I frequently talk about and lecture on understanding the importance of people in cybersecurity. I motivate security awareness training and explain how to correctly implement it. I’m usually quite clear on the facts: 70-90% of all incidents include human action making people the most frequently used attack vector, and we can only empower people by working with them, not against them. I’m also clear on people not being the weakest link.
However, I far too often read or listen to someone saying, ‘humans are the weakest link and the biggest problem in cybersecurity’. As much as I would have talked about not blaming users and working with people, this misconception and falsehood just does not go away.
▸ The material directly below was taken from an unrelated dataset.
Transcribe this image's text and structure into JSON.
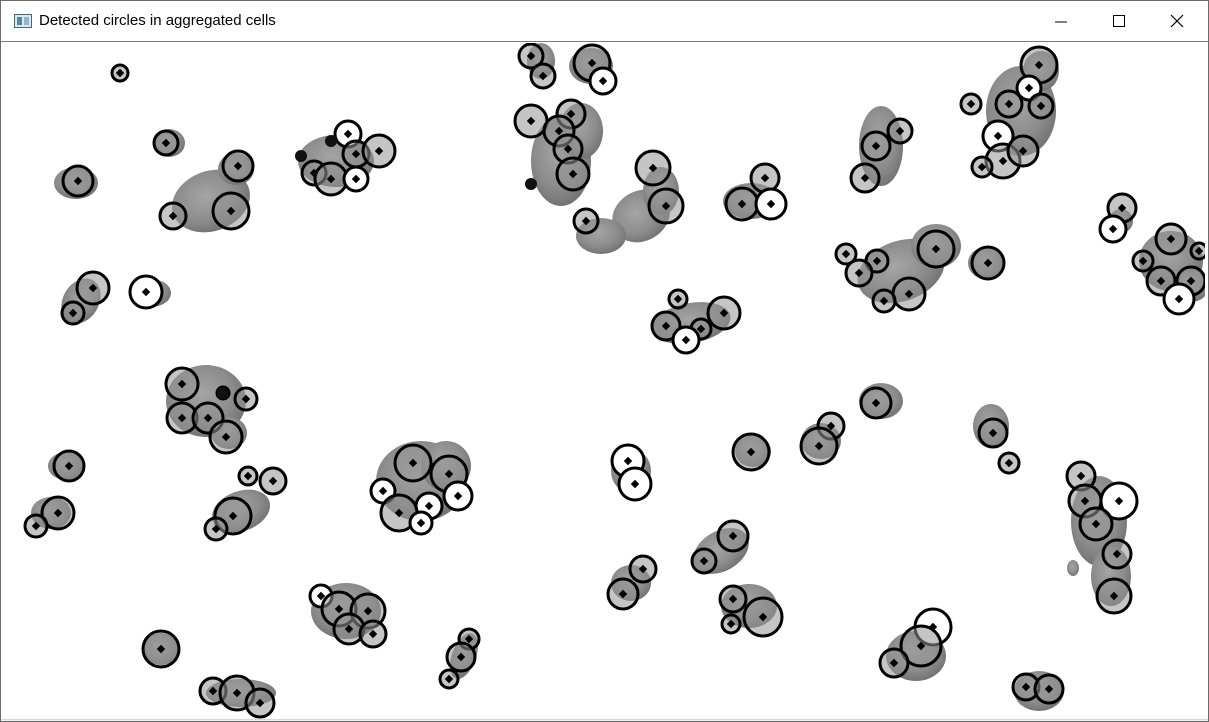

Enough reason for me to sit down and write this post. There are several ways to highlight why a human-as-the-weakest-link perspective is problematic. Read below.
Humans are not failing technology. Technology is failing humans.
Insecure work practices and low security motivation among users can be caused by security mechanisms and policies that take no account of users’ work practices, organizational strategies, and usability. These factors are pivotal in the design and implementation of most computer systems today. Designers of security mechanisms must realize that they are the key to successful security system. Unless security departments understand how the mechanisms they design are used in practice, there will remain the danger that mechanisms that look secure on paper will fail in practice. – Adams and Sasse (2005)
What Professors Adams and Sasse said in 2005 is still true in 2024, and it looks like that will not change any time soon. Not unless we all in the cybersecurity industry do a much better job at appreciating that humans are the most important part in all that we do. Without humans, there is no value creation, there is no customer, there is no business. A human-centered approach to security and technology design is the only viable path.
We must take into account users’ work practices (the way things are done), organizational strategies, and the usability of products. The experience of security matters, because that might be the difference between people following a secure process or behaving insecurely. If it is too difficult or the motivation is not high enough, we cannot expect people to behave securely. That’s in essence what BJ Fogg is telling us.
Why do we blame people but never the technology?
Yes, we are trusting by nature. We are creatures of habit. We are often too busy to pay attention, and we can be emotional creatures. And, yes, we are the most targeted attack vector, but only because technology and processes often fail us. There is often a lack of usability and simplicity. Training can only go so far if the design is not right.
It would be super easy to blame technology. Technology does not feel bad. Technology will continue the way it did before you blamed it.
Why do we blame users? I mean that just seems unfair. If we blame users, then we must also blame technology that might be unreliable, not robust, and insecure.
Also if one clicks on a link is all it takes to take an entire business down, what does that tell us about the quality of that business’s defenses? They probably were just not good enough. It would be entirely misguided to point the finger at any individual.
Logically, I really struggle to follow the idea of human as the weakest link. Allow me to illustrate my train of thought.
- The premise: human is the weakest link in cybersecurity.
- The evidence: human thinking and behavior is non-deterministic and not free of flaws.
- More evidence: Human has created technology.
- Inference #1: Technology behaves non-deterministic and is not free of flaws.
We know that this inference is true. When hardware and software get tampered with then the outcome of a given input cannot be predicted. Why do we have higher expectations for Human than for Technology? That does not make sense.
- Inference #2: If Human was perfect, then Human would create perfect Technology. If Technology was perfect then Human need not be perfect.
- Inference #3: Therefore, when Human is perfect Technology is perfect. And also, if Technology is not perfect we must not assume that Human be perfect.
As neither is the case, we must not have any such expectation of perfectness for either.
It’s People, Process, and Technology. Never just People.
If I haven’t convinced you with that almost philosophical argument, allow me to try again. This time with a very practical perspective.
- Observation: humans are the most targeted attack vector.
- Wrong conclusion: humans are the weakest link.
- Right conclusion: cyber criminals targeting humans is the biggest risk my organization faces.
Wrong conclusions are slippery slopes. If humans are the weakest link, then we must eliminate them from the equation. We must invest everything in technical defense measures. These are created by humans, and just as humans are, technological measures are fallible.
You would be much better off to realize that if humans are your weakest link, then your risk management is flawed. Your risk assessment and likely your mitigation strategy needs adjusting. Your assessment must be that humans are the most targeted attack vector, i.e., social engineering and phishing are among the most common attacks.
Your mitigation must involve measures that target people, processes, and technology. The three pillars of cybersecurity that you must consider when aiming to reduce risk. You must train people, deploy technological defense measures, and embed desired, secure behaviors in processes that you define and communicate.
There really shouldn’t be a ‘human’ element in your defense chain. That’s why I strongly dislike any talk about the human element being the weakest link. Each element of your defense chain always is a combination of people, processes, and technology.
It is a matter of perspective to realize that technology cannot exist without people and process as much as people cannot work without technology and process or a process does not make sense without people and technology. The three elements are interdependent and treating them in isolation is a mistake.